Wednesday, October 18, 2023

Q&A with Deborah Kasdan

 


 

Deborah Kasdan is the author of the new memoir Roll Back the World, which focuses on her family, particularly her late sister Rachel. Kasdan spent 35 years writing about technology and business, and she lives in Connecticut and Massachusetts.

 

Q: What inspired you to write Roll Back the World?

 

A: When Rachel died -–she was 59—I felt a pressing need to tell her story. My older sister was a strong, courageous woman, who endured decades in a psychiatric system that couldn’t help her.

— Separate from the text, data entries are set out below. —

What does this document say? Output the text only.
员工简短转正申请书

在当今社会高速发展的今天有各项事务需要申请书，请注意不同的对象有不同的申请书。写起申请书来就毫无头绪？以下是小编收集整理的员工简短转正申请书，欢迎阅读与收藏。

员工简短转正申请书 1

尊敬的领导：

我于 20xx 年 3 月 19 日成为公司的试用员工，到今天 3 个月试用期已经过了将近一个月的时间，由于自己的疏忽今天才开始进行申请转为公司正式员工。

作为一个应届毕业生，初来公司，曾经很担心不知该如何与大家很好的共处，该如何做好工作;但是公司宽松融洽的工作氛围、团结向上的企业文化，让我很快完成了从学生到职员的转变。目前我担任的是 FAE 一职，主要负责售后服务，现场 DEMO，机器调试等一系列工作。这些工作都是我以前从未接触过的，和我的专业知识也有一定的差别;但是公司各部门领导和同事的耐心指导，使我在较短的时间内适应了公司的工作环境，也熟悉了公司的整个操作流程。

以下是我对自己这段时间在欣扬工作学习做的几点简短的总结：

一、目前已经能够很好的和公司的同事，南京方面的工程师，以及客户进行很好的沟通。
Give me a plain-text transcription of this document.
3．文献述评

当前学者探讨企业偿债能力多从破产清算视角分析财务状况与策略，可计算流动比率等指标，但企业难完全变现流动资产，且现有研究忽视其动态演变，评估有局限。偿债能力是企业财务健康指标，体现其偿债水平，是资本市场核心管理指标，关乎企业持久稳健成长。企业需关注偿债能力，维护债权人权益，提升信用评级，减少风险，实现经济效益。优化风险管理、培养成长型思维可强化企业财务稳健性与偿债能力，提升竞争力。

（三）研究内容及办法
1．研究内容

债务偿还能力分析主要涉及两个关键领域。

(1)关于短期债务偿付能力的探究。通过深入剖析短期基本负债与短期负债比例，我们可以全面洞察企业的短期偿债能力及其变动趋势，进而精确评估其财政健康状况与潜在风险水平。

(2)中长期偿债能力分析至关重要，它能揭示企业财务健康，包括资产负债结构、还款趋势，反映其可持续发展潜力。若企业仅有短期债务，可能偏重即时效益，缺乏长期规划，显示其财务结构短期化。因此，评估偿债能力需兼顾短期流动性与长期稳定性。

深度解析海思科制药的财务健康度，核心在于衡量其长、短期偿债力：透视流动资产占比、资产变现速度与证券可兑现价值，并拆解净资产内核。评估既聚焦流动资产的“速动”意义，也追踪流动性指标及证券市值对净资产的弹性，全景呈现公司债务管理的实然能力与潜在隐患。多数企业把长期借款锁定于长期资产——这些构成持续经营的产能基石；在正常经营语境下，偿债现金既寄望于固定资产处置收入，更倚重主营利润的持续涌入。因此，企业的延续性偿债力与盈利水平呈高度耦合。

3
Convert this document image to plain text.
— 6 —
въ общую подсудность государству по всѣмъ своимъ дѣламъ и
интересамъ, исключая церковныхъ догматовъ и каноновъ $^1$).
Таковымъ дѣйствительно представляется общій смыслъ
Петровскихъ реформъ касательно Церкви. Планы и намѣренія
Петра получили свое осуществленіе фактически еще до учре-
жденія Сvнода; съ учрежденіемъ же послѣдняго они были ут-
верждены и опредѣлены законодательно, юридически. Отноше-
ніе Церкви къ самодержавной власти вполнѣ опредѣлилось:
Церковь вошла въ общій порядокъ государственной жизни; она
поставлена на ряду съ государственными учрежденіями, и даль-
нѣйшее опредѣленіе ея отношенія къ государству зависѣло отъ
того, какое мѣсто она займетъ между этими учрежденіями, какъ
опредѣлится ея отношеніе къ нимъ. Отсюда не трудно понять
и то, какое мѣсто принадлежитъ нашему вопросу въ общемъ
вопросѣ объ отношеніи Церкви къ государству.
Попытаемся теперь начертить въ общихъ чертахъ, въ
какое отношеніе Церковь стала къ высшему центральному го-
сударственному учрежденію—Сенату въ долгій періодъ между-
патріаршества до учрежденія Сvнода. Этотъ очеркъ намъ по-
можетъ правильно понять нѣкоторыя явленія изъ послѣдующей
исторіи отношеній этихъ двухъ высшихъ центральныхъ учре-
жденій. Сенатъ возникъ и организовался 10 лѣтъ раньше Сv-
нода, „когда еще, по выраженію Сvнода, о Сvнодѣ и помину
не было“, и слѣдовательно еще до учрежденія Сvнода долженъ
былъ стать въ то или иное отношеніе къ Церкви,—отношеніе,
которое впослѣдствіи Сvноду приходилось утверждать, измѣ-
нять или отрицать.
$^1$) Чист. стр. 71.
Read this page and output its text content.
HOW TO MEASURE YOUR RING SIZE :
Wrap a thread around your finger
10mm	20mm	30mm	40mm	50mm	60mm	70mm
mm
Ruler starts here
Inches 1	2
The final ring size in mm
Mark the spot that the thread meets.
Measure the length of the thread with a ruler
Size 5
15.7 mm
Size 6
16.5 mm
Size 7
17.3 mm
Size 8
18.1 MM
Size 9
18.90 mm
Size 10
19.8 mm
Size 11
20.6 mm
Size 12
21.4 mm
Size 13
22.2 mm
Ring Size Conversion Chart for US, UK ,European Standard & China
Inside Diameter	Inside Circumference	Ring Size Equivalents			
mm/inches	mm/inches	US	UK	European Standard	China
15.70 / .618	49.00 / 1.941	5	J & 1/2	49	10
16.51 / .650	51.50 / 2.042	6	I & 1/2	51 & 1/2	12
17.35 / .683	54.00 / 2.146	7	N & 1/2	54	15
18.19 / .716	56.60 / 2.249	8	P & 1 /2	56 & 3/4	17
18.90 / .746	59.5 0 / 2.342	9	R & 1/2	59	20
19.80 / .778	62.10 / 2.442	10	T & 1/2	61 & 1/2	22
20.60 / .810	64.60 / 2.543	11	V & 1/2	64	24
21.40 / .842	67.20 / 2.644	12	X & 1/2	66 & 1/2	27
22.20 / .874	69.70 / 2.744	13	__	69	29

Although she survived, she became an outcast from society.

 

I wanted people to understand she was part of a family that loved her, even though we couldn’t care for her. This urge to honor her life was unlike anything I had felt before. I couldn’t ignore it. 

 

Q: The Kirkus Review of the memoir says, in part, “Intricate and affecting, Kasdan’s debut finds hope in the saddest of stories.” What do you think of that description, and what do you hope readers take away from the book?

 

A: I think that's a very insightful description. One of my challenges in writing this memoir was weaving Rachel’s story together with mine, my parents’, and my other three siblings. The dynamics, and the individual journeys we took, make for an intricate tapestry. I don’t know if it’s the saddest story ever told but it’s certainly no beach read.

 

And yes, I do find hope. Rachel was marginalized most of her adult life because of her illness, but shortly before she died she found a community to embrace her. Their compassion, in the spirit of tikkun olam, gives me hope for the future.

 

I hope readers will take away that same sense of compassion and understand how much the simplest acts of outreach can mean to individuals and their families. 

 

Q: How would you describe the relationship between you and your sister Rachel?

 

A: In the book I call Rachel my lodestone; as we moved from city to city I followed her lead in so many areas—friends, books, clothing, music, ideas. 

 

But our personalities were different. She yearned for adventure and travel, and she didn’t mind riling up our parents to get what she wanted. I admired her while I was growing up, but I preferred to keep my head down and avoid major conflict with our parents.

 

She respected my choices as I respected hers —until it became clear she was no longer acting rationally. 

 

Q: What impact did it have on you to write this book?

 

A: While I was writing, I needed a lot of emotional support, and was fortunate to find it. I began to see the price I paid for pushing back painful memories.

 

I gradually gained resolve and confidence in being open about my family's experiences. I’ve never been crazy about the word “cathartic” but in the end writing the book was just that.

 

Best of all, it made feel close to Rachel. She was an avid writer, a budding poet. I think she would be proud of me for writing this book.

 

Q: What are you working on now?

 

A: I’m writing a novel based on my mother’s stories about growing up during the Great Depression. She and two siblings were abandoned by their father, and their immigrant mother was unable to care for them.

 

My mother lived in the Chicago Home for Jewish Orphans in Hyde Park from the age of 7 to 17. She enjoyed the perks—free movies, concerts, ball games, and lots of friends. She was extraordinarily smart and feisty, and never let poverty make her feel deprived.

 

Q: Anything else we should know? 

 

A: My parents, who raised four children during the Cold War, were so left-wing that they attracted the attention of the FBI, who wanted my parents to give them names of people who might be Communists. An FBI agent always made sure to “greet,” or confront them when we moved from one city to another.

 

In 1960 two agents knocked on our front door one evening while we were watching Khrushchev address the United Nations on television. I thought it was funny at the time. But I think Rachel, being older, took the incident more seriously.

 

I suspect that her first-hand experience of actual surveillance turned into irrational fears when she became ill.